# Gemma 4 12B QAT MTP drafter

Multi-Token Prediction (MTP) drafter for `unsloth/gemma-4-12B-it-qat-GGUF`. It runs as a speculative draft model that shares the target's KV cache and speeds up text generation. The drafter is the Gemma 4 12B QAT assistant and pairs with the QAT model unchanged.

Verified on a single B200 against the `gemma-4-12B-it-qat-UD-Q4_K_XL.gguf` target with `-hf` auto-discovery: draft acceptance 0.51.
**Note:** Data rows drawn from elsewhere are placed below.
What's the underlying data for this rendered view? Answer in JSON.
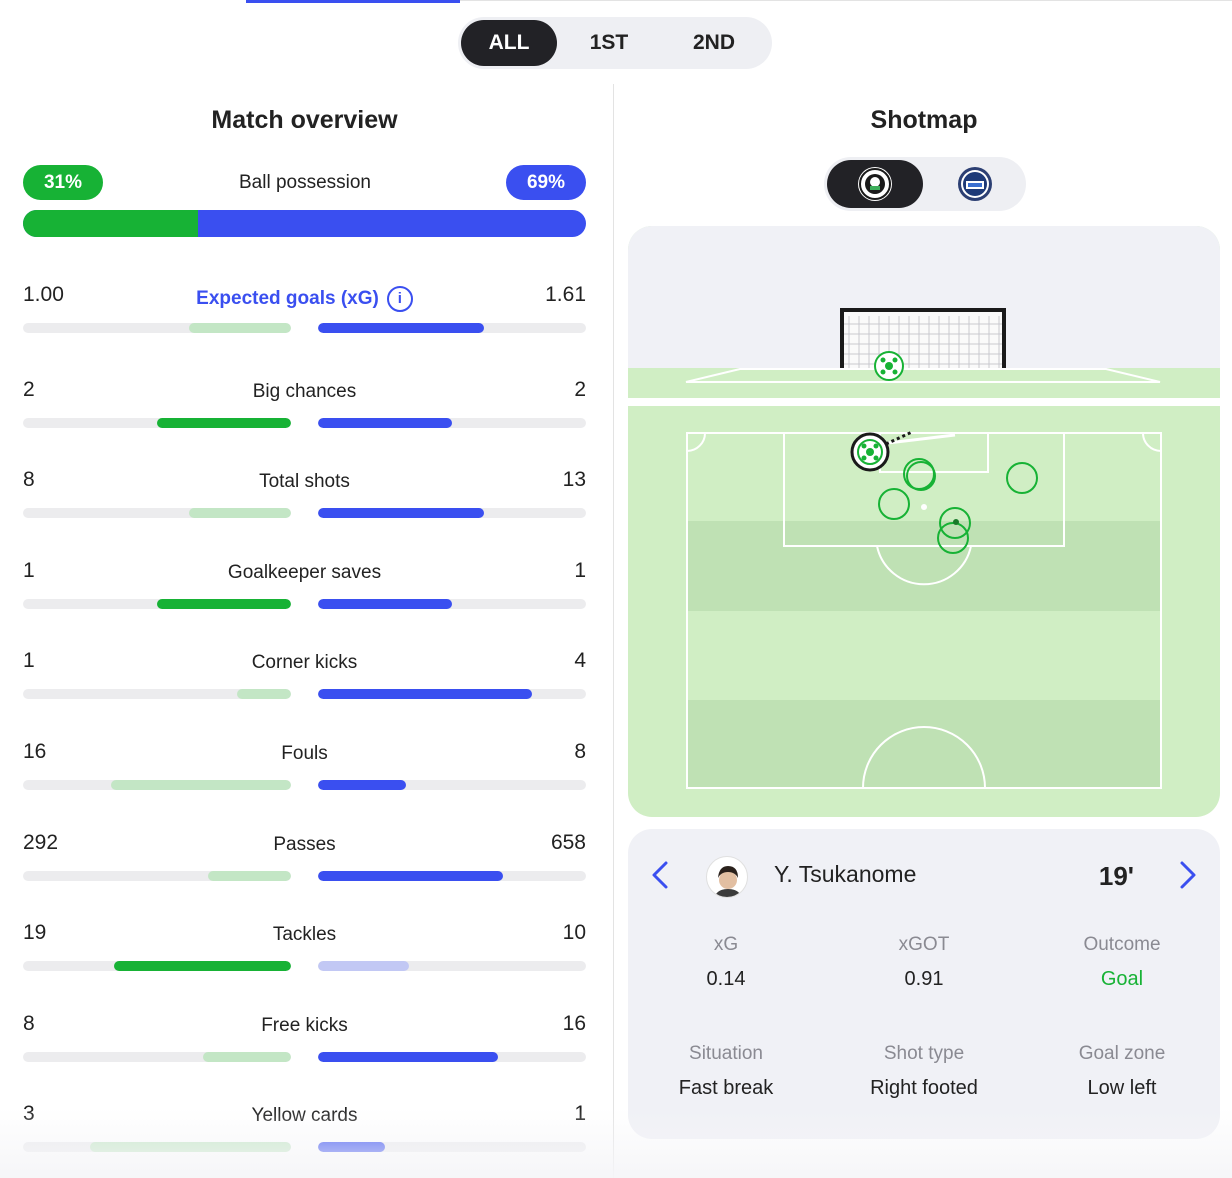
{
  "period_tabs": [
    {
      "label": "ALL",
      "active": true
    },
    {
      "label": "1ST",
      "active": false
    },
    {
      "label": "2ND",
      "active": false
    }
  ],
  "colors": {
    "home": "#17b235",
    "home_light": "#c3e6c5",
    "away": "#3a4ff0",
    "away_light": "#c2c8f4",
    "track": "#ececee"
  },
  "overview": {
    "title": "Match overview",
    "possession": {
      "label": "Ball possession",
      "home": "31%",
      "away": "69%",
      "home_share": 0.31
    },
    "stats": [
      {
        "name": "Expected goals (xG)",
        "home": "1.00",
        "away": "1.61",
        "home_fill": 0.38,
        "away_fill": 0.62,
        "home_strong": false,
        "away_strong": true,
        "away_light": false,
        "is_link": true
      },
      {
        "name": "Big chances",
        "home": "2",
        "away": "2",
        "home_fill": 0.5,
        "away_fill": 0.5,
        "home_strong": true,
        "away_strong": true,
        "away_light": false,
        "is_link": false
      },
      {
        "name": "Total shots",
        "home": "8",
        "away": "13",
        "home_fill": 0.38,
        "away_fill": 0.62,
        "home_strong": false,
        "away_strong": true,
        "away_light": false,
        "is_link": false
      },
      {
        "name": "Goalkeeper saves",
        "home": "1",
        "away": "1",
        "home_fill": 0.5,
        "away_fill": 0.5,
        "home_strong": true,
        "away_strong": true,
        "away_light": false,
        "is_link": false
      },
      {
        "name": "Corner kicks",
        "home": "1",
        "away": "4",
        "home_fill": 0.2,
        "away_fill": 0.8,
        "home_strong": false,
        "away_strong": true,
        "away_light": false,
        "is_link": false
      },
      {
        "name": "Fouls",
        "home": "16",
        "away": "8",
        "home_fill": 0.67,
        "away_fill": 0.33,
        "home_strong": false,
        "away_strong": true,
        "away_light": false,
        "is_link": false
      },
      {
        "name": "Passes",
        "home": "292",
        "away": "658",
        "home_fill": 0.31,
        "away_fill": 0.69,
        "home_strong": false,
        "away_strong": true,
        "away_light": false,
        "is_link": false
      },
      {
        "name": "Tackles",
        "home": "19",
        "away": "10",
        "home_fill": 0.66,
        "away_fill": 0.34,
        "home_strong": true,
        "away_strong": false,
        "away_light": true,
        "is_link": false
      },
      {
        "name": "Free kicks",
        "home": "8",
        "away": "16",
        "home_fill": 0.33,
        "away_fill": 0.67,
        "home_strong": false,
        "away_strong": true,
        "away_light": false,
        "is_link": false
      },
      {
        "name": "Yellow cards",
        "home": "3",
        "away": "1",
        "home_fill": 0.75,
        "away_fill": 0.25,
        "home_strong": false,
        "away_strong": true,
        "away_light": false,
        "is_link": false
      }
    ]
  },
  "shotmap": {
    "title": "Shotmap",
    "team_tabs": [
      {
        "crest": "home-team-crest",
        "active": true
      },
      {
        "crest": "away-team-crest",
        "active": false
      }
    ],
    "selected_shot": {
      "player": "Y. Tsukanome",
      "minute": "19'",
      "details": [
        {
          "label": "xG",
          "value": "0.14"
        },
        {
          "label": "xGOT",
          "value": "0.91"
        },
        {
          "label": "Outcome",
          "value": "Goal"
        },
        {
          "label": "Situation",
          "value": "Fast break"
        },
        {
          "label": "Shot type",
          "value": "Right footed"
        },
        {
          "label": "Goal zone",
          "value": "Low left"
        }
      ]
    }
  }
}
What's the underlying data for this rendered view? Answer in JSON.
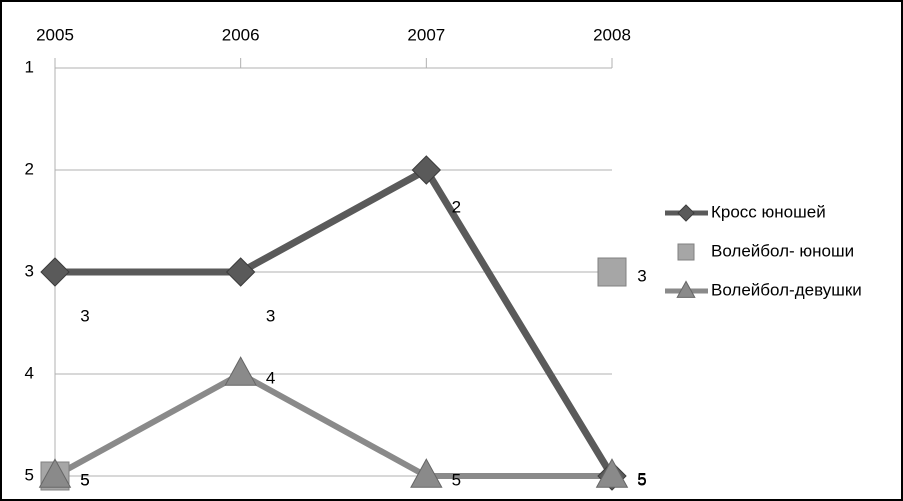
{
  "chart_data": {
    "type": "line",
    "categories": [
      "2005",
      "2006",
      "2007",
      "2008"
    ],
    "series": [
      {
        "name": "Кросс юношей",
        "color": "#5a5a5a",
        "marker": "diamond",
        "line": true,
        "values": [
          3,
          3,
          2,
          5
        ]
      },
      {
        "name": "Волейбол- юноши",
        "color": "#a6a6a6",
        "marker": "square",
        "line": false,
        "values": [
          5,
          null,
          null,
          3
        ]
      },
      {
        "name": "Волейбол-девушки",
        "color": "#8a8a8a",
        "marker": "triangle",
        "line": true,
        "values": [
          5,
          4,
          5,
          5
        ]
      }
    ],
    "ylim": [
      1,
      5
    ],
    "yticks": [
      1,
      2,
      3,
      4,
      5
    ],
    "y_inverted": true,
    "grid": true,
    "legend": "right"
  }
}
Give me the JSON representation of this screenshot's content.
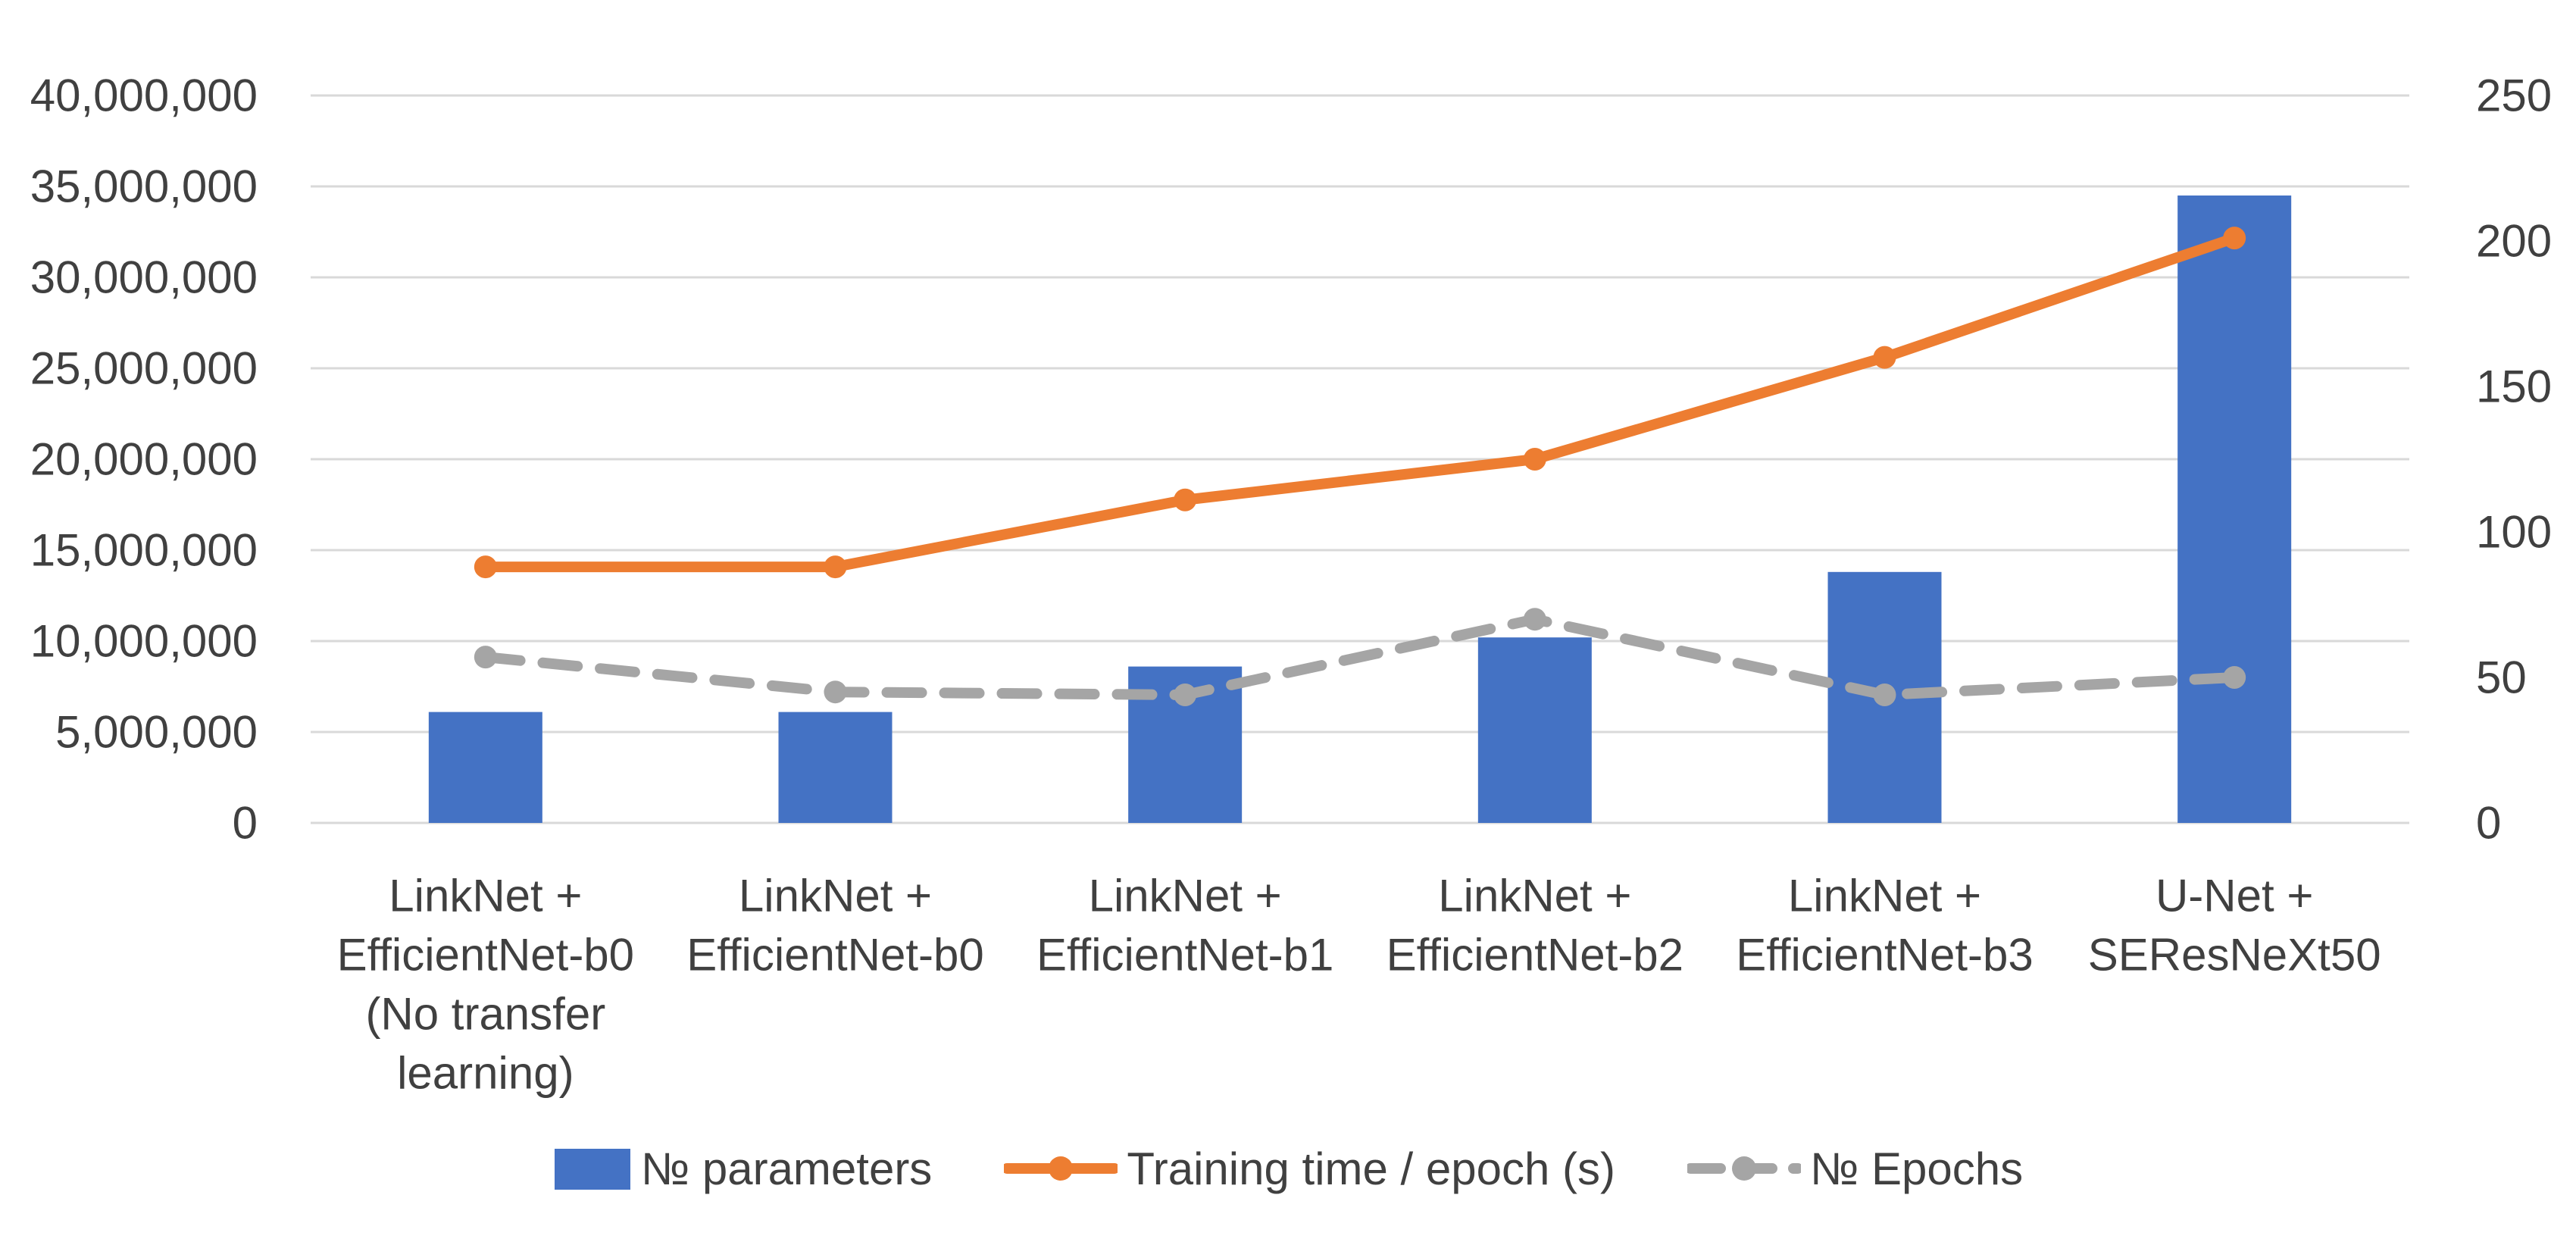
{
  "chart_data": {
    "type": "bar",
    "subtype": "dual-axis-combo",
    "title": "",
    "categories": [
      "LinkNet + EfficientNet-b0 (No transfer learning)",
      "LinkNet + EfficientNet-b0",
      "LinkNet + EfficientNet-b1",
      "LinkNet + EfficientNet-b2",
      "LinkNet + EfficientNet-b3",
      "U-Net + SEResNeXt50"
    ],
    "category_label_lines": [
      [
        "LinkNet +",
        "EfficientNet-b0",
        "(No transfer",
        "learning)"
      ],
      [
        "LinkNet +",
        "EfficientNet-b0"
      ],
      [
        "LinkNet +",
        "EfficientNet-b1"
      ],
      [
        "LinkNet +",
        "EfficientNet-b2"
      ],
      [
        "LinkNet +",
        "EfficientNet-b3"
      ],
      [
        "U-Net +",
        "SEResNeXt50"
      ]
    ],
    "series": [
      {
        "name": "№ parameters",
        "chart_type": "bar",
        "axis": "left",
        "color": "#4472C4",
        "values": [
          6100000,
          6100000,
          8600000,
          10200000,
          13800000,
          34500000
        ]
      },
      {
        "name": "Training time / epoch (s)",
        "chart_type": "line",
        "line_style": "solid",
        "marker": "circle",
        "axis": "right",
        "color": "#ED7D31",
        "values": [
          88,
          88,
          111,
          125,
          160,
          201
        ]
      },
      {
        "name": "№ Epochs",
        "chart_type": "line",
        "line_style": "dashed",
        "marker": "circle",
        "axis": "right",
        "color": "#A5A5A5",
        "values": [
          57,
          45,
          44,
          70,
          44,
          50
        ]
      }
    ],
    "left_axis": {
      "min": 0,
      "max": 40000000,
      "step": 5000000,
      "tick_labels": [
        "0",
        "5,000,000",
        "10,000,000",
        "15,000,000",
        "20,000,000",
        "25,000,000",
        "30,000,000",
        "35,000,000",
        "40,000,000"
      ]
    },
    "right_axis": {
      "min": 0,
      "max": 250,
      "step": 50,
      "tick_labels": [
        "0",
        "50",
        "100",
        "150",
        "200",
        "250"
      ]
    },
    "grid": true,
    "gridline_color": "#D9D9D9",
    "text_color": "#404040",
    "background": "#FFFFFF",
    "legend_position": "bottom"
  }
}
MTP was merged into llama.cpp on 2026-06-07 (PR ggml-org/llama.cpp#23398). You need a llama.cpp build from after that date. Older builds cannot load these (arch `gemma4-assistant`).

## Files

The recommended drafter is a **smart Q4_0**: the native 4-bit QAT drafter (about 97% of its weights are byte-exact on the int4 grid), near-lossless versus higher precision while roughly half the size. It sits at the repo root as `mtp-gemma-4-12B-it.gguf` so `-hf` finds it automatically, and the same file plus higher-precision drafters are in `MTP/`:

- `mtp-gemma-4-12B-it.gguf` (repo root, smart Q4_0, recommended; used by `-hf`)
- `MTP/gemma-4-12B-it-Q4_0-MTP.gguf` (same smart Q4_0)
- `MTP/gemma-4-12B-it-Q8_0-MTP.gguf`
- `MTP/gemma-4-12B-it-BF16-MTP.gguf`
- `MTP/gemma-4-12B-it-F16-MTP.gguf`

## Build llama.cpp

```bash
git clone https://github.com/ggml-org/llama.cpp
cd llama.cpp

# CUDA build. Set the arch for your GPU: 89 (RTX 4090), 90 (H100), 100 (B200).
cmake -B build -DGGML_CUDA=ON -DCMAKE_CUDA_ARCHITECTURES=90
cmake --build build --config Release -j --target llama-server
```

## Run, the easy way

A recent llama.cpp finds the drafter automatically from the root `mtp-` file, so `-hf` is all you need. No `--model-draft`.

```bash
./build/bin/llama-server \
  -hf unsloth/gemma-4-12B-it-qat-GGUF:UD-Q4_K_XL \
  --spec-type draft-mtp --spec-draft-n-max 4 \
  -ngl 999 -fa on
```

If your build is too old to auto-discover the sibling, use the explicit form below.

## Run with an explicit drafter

Use this to choose a precision or point at a local file.

```bash
hf download unsloth/gemma-4-12B-it-qat-GGUF gemma-4-12B-it-qat-UD-Q4_K_XL.gguf --local-dir .
hf download unsloth/gemma-4-12B-it-qat-GGUF MTP/gemma-4-12B-it-Q8_0-MTP.gguf --local-dir .

./build/bin/llama-server \
  -m gemma-4-12B-it-qat-UD-Q4_K_XL.gguf \
  --model-draft MTP/gemma-4-12B-it-Q8_0-MTP.gguf \
  --spec-type draft-mtp --spec-draft-n-max 4 \
  -ngl 999 -fa on
```

Multi GPU: add `--spec-draft-device CUDA0 -sm layer`. The drafter pairs with any quant of the 12B QAT model. Quantized KV cache works.